Temophone is een coole manier om Flex Time als een effect te gebruiken. Het simuleert de manier waarop tijd-stretching traditioneel is gedaan met behulp van tape. Het is echt alleen bedoeld om als een effect te worden gebruikt. Als u wilt dat uw tijdgerekte materiaal een ouder gevoel heeft, probeer dan dit in plaats van accuraat te blijven voor de opname.
De Korrelgrootte instelling bepaalt de grootte van de fragmenten van audio die worden afgespeeld op normale snelheid en crossfaded om het tijdcompressie- of expansie-effect te creëren. crossfade past de lengte van de eerder genoemde crossfade aan (bij 0.0 is het geluid harder en abrupter en bij 1.0 is het soepeler en zachter).

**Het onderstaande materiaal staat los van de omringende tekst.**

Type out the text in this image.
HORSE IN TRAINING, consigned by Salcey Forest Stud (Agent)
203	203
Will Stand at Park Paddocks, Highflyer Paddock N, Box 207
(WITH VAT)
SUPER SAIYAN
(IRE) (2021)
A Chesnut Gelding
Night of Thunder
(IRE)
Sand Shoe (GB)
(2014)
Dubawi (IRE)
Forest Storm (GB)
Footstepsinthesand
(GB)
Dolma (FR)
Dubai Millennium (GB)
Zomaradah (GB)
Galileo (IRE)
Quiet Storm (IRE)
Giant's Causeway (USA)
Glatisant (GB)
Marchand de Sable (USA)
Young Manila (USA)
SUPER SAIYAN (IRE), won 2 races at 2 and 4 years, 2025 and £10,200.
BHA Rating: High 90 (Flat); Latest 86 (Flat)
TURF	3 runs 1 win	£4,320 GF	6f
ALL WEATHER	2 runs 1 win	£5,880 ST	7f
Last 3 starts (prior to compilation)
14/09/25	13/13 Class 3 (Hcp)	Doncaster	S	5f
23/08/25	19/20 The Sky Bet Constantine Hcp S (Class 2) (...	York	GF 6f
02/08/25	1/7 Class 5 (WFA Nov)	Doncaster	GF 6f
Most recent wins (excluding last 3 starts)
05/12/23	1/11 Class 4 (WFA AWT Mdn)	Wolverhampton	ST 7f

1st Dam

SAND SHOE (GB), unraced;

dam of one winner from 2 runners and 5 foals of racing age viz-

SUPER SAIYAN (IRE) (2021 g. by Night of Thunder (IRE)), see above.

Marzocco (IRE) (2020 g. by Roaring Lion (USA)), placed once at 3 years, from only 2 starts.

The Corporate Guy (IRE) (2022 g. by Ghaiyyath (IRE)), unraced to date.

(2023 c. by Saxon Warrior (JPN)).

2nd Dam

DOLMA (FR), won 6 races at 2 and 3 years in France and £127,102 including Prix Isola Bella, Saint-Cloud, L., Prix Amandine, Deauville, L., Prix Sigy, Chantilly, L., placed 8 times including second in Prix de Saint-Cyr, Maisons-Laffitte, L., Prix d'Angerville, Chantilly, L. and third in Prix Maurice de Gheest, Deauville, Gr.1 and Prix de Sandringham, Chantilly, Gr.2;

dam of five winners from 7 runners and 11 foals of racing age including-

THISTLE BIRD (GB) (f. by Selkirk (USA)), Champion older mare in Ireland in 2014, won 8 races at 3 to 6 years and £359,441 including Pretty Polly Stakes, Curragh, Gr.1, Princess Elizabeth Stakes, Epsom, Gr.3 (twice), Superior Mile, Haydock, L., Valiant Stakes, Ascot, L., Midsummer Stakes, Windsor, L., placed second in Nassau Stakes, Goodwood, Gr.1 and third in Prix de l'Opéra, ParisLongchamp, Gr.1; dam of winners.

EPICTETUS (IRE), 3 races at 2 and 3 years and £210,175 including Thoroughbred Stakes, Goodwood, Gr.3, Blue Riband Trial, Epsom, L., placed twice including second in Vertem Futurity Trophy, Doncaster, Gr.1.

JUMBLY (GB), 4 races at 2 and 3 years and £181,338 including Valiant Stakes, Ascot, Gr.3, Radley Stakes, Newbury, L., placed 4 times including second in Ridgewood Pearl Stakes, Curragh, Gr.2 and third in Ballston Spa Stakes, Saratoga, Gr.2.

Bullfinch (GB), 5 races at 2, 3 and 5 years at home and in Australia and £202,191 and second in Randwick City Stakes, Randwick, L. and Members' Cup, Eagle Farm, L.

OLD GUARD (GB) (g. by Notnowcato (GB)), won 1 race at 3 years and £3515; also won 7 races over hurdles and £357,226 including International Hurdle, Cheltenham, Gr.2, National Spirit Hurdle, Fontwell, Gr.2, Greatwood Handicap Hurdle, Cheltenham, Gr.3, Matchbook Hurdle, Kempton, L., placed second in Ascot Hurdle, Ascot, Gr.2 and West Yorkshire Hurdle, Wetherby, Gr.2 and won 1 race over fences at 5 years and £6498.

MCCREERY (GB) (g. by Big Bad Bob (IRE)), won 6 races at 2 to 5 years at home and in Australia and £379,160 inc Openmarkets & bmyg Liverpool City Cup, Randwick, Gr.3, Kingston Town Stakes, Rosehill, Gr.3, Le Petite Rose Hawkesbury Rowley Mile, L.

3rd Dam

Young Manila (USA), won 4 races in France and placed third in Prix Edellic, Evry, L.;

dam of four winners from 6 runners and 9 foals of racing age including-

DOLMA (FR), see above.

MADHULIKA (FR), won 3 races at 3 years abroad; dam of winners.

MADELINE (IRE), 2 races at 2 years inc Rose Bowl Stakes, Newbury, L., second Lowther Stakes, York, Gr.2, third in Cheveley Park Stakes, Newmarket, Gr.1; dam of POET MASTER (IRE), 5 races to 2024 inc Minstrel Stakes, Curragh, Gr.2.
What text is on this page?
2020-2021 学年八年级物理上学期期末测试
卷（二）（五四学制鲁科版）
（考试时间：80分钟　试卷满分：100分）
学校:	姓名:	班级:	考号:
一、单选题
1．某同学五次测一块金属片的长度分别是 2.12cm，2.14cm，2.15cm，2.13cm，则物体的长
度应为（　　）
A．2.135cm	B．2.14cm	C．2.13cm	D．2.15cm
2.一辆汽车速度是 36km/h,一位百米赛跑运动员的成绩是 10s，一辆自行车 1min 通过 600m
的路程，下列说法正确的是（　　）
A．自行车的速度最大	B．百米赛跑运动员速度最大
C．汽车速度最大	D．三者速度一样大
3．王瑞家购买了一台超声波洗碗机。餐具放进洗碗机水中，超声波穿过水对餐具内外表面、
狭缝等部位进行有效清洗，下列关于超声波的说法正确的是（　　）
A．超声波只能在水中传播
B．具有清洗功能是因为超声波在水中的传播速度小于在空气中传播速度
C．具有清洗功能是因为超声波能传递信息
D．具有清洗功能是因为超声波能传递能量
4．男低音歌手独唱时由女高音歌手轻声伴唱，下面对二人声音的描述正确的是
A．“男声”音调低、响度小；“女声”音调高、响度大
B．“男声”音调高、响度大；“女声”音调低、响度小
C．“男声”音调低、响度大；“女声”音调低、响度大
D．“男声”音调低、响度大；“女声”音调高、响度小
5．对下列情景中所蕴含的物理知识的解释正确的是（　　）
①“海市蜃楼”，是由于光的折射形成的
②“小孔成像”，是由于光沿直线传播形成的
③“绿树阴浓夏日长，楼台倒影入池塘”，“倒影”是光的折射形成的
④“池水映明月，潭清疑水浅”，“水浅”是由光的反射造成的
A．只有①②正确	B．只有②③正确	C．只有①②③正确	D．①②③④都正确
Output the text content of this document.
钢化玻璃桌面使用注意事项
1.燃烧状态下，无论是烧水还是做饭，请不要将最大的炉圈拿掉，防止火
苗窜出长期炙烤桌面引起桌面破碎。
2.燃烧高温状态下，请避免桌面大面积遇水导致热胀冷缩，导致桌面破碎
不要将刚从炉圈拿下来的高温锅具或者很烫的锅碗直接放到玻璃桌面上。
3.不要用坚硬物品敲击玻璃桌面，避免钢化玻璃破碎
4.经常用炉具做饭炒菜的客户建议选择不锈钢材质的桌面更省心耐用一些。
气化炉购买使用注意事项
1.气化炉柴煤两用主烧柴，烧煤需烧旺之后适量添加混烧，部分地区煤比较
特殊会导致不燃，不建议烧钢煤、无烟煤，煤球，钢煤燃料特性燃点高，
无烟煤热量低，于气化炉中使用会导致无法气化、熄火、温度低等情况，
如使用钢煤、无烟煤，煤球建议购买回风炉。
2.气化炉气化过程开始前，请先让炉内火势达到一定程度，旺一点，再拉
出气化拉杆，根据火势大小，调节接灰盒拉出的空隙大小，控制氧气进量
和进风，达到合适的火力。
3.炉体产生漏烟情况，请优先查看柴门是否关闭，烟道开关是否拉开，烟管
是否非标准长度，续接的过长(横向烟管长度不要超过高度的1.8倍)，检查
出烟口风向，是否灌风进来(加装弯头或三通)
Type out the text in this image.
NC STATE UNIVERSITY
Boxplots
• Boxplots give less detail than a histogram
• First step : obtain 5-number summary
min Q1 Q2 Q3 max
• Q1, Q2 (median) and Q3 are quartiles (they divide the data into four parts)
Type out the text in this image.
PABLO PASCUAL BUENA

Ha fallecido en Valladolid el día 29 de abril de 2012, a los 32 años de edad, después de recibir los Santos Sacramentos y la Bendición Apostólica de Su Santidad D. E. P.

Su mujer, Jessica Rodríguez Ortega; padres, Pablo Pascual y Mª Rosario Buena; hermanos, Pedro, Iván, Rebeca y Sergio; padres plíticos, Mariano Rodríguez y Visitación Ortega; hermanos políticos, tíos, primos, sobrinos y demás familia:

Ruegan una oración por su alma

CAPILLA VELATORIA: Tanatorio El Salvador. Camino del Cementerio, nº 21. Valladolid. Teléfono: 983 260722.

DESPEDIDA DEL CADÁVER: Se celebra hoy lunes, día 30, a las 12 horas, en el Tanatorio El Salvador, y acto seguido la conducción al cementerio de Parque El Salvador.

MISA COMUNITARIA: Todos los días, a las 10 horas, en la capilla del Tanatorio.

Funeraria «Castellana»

De snelheidsmodus is het traditionele effect dat wordt gebruikt om de snelheid van een nummer te verhogen of te verlagen - dit betekent dat het ook de toonhoogte zal veranderen, wat de andere modi zijn om te voorkomen. Deze modus is geweldig ... als je een producer bent van chipmunk-nummers.
Terwijl we hier zijn, gaan we snel kijken hoe we een flexibele modus aan een nummer kunnen toewijzen. Merk op dat om modi toe te wijzen, u FlexView al moet hebben ingevoerd (de knop staat standaard op de werkbalk bovenaan het Logic Pro-venster).
In de weergave Arrange heeft de trackkopregel een vervolgkeuzelijst onder de tracknaam die standaard Uit aangeeft. Als u hier klikt en vasthoudt, kunt u de modus wijzigen.
U kunt ook naar de inspecteur van de kanaalstrip gaan en de flexmodus wijzigen met behulp van het veld dat, zoals u misschien al hebt geraden, in de Flex-modus staat.